FC Bayern findet wohl Abnehmer für Palhinha in Portugal
Die Zukunft von João Palhinha liegt in seinem Heimatland. Der 31 Jahre alte Portugiese steht vor einem Transfer zu Benfica Lissabon. Bayern-Vorstand Eberl äußert sich zum Stand des Wechsels.

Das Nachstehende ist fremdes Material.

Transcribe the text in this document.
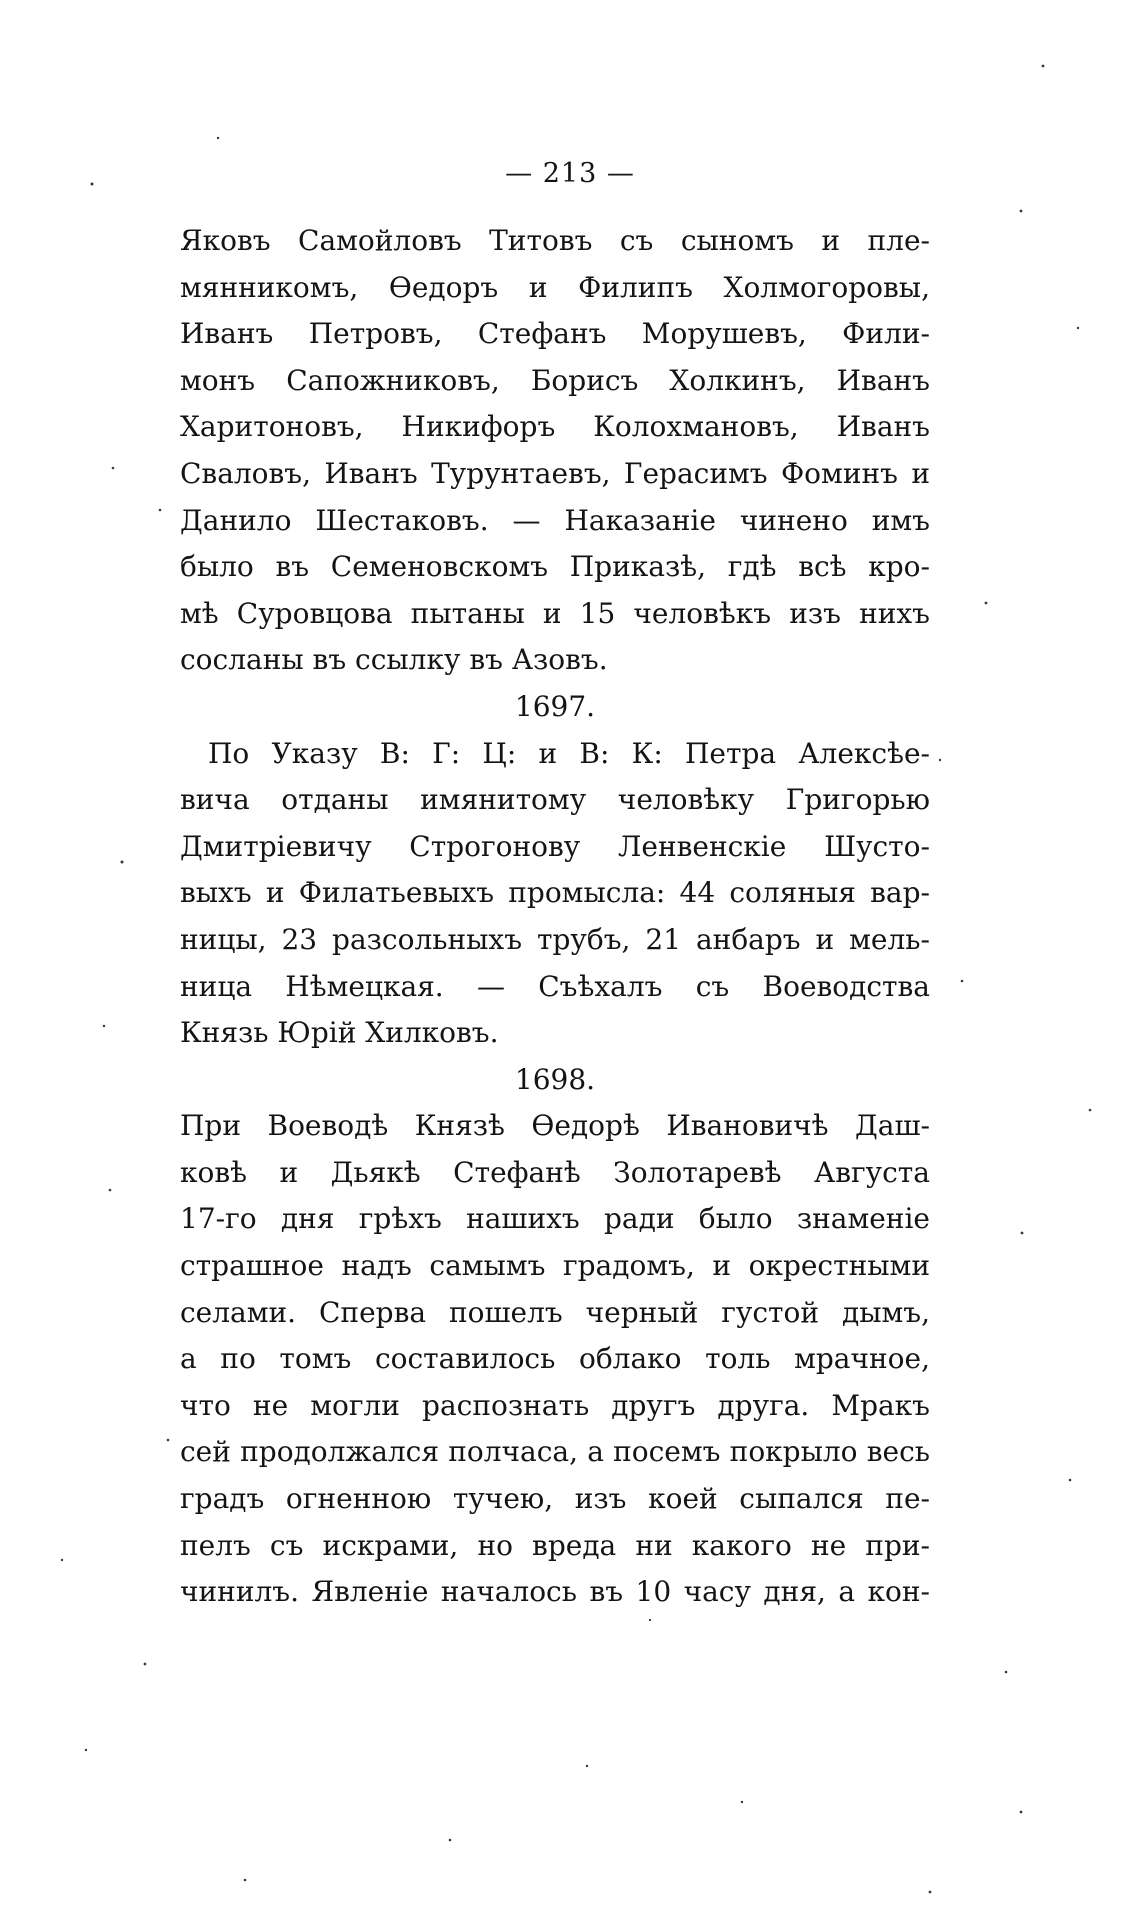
— 213 —
Яковъ Самойловъ Титовъ съ сыномъ и пле-
мянникомъ, Ѳедоръ и Филипъ Холмогоровы,
Иванъ Петровъ, Стефанъ Морушевъ, Фили-
монъ Сапожниковъ, Борисъ Холкинъ, Иванъ
Харитоновъ, Никифоръ Колохмановъ, Иванъ
Сваловъ, Иванъ Турунтаевъ, Герасимъ Фоминъ и
Данило Шестаковъ. — Наказаніе чинено имъ
было въ Семеновскомъ Приказѣ, гдѣ всѣ кро-
мѣ Суровцова пытаны и 15 человѣкъ изъ нихъ
сосланы въ ссылку въ Азовъ.
1697.
По Указу В: Г: Ц: и В: К: Петра Алексѣе-
вича отданы имянитому человѣку Григорью
Дмитріевичу Строгонову Ленвенскіе Шусто-
выхъ и Филатьевыхъ промысла: 44 соляныя вар-
ницы, 23 разсольныхъ трубъ, 21 анбаръ и мель-
ница Нѣмецкая. — Съѣхалъ съ Воеводства
Князь Юрій Хилковъ.
1698.
При Воеводѣ Князѣ Ѳедорѣ Ивановичѣ Даш-
ковѣ и Дьякѣ Стефанѣ Золотаревѣ Августа
17-го дня грѣхъ нашихъ ради было знаменіе
страшное надъ самымъ градомъ, и окрестными
селами. Сперва пошелъ черный густой дымъ,
а по томъ составилось облако толь мрачное,
что не могли распознать другъ друга. Мракъ
сей продолжался полчаса, а посемъ покрыло весь
градъ огненною тучею, изъ коей сыпался пе-
пелъ съ искрами, но вреда ни какого не при-
чинилъ. Явленіе началось въ 10 часу дня, а кон-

München (dpa) - Der FC Bayern München hat in der Endphase des Sommer-Transferfensters doch noch einen Abnehmer für João Palhinha gefunden. Der 31 Jahre alte Portugiese steht kurz vor einer Rückkehr in sein Heimatland zu Benfica Lissabon, nachdem sich ein Transfer in die englische Premier League zu Europa-League-Sieger Aston Villa zuvor zerschlagen hatte.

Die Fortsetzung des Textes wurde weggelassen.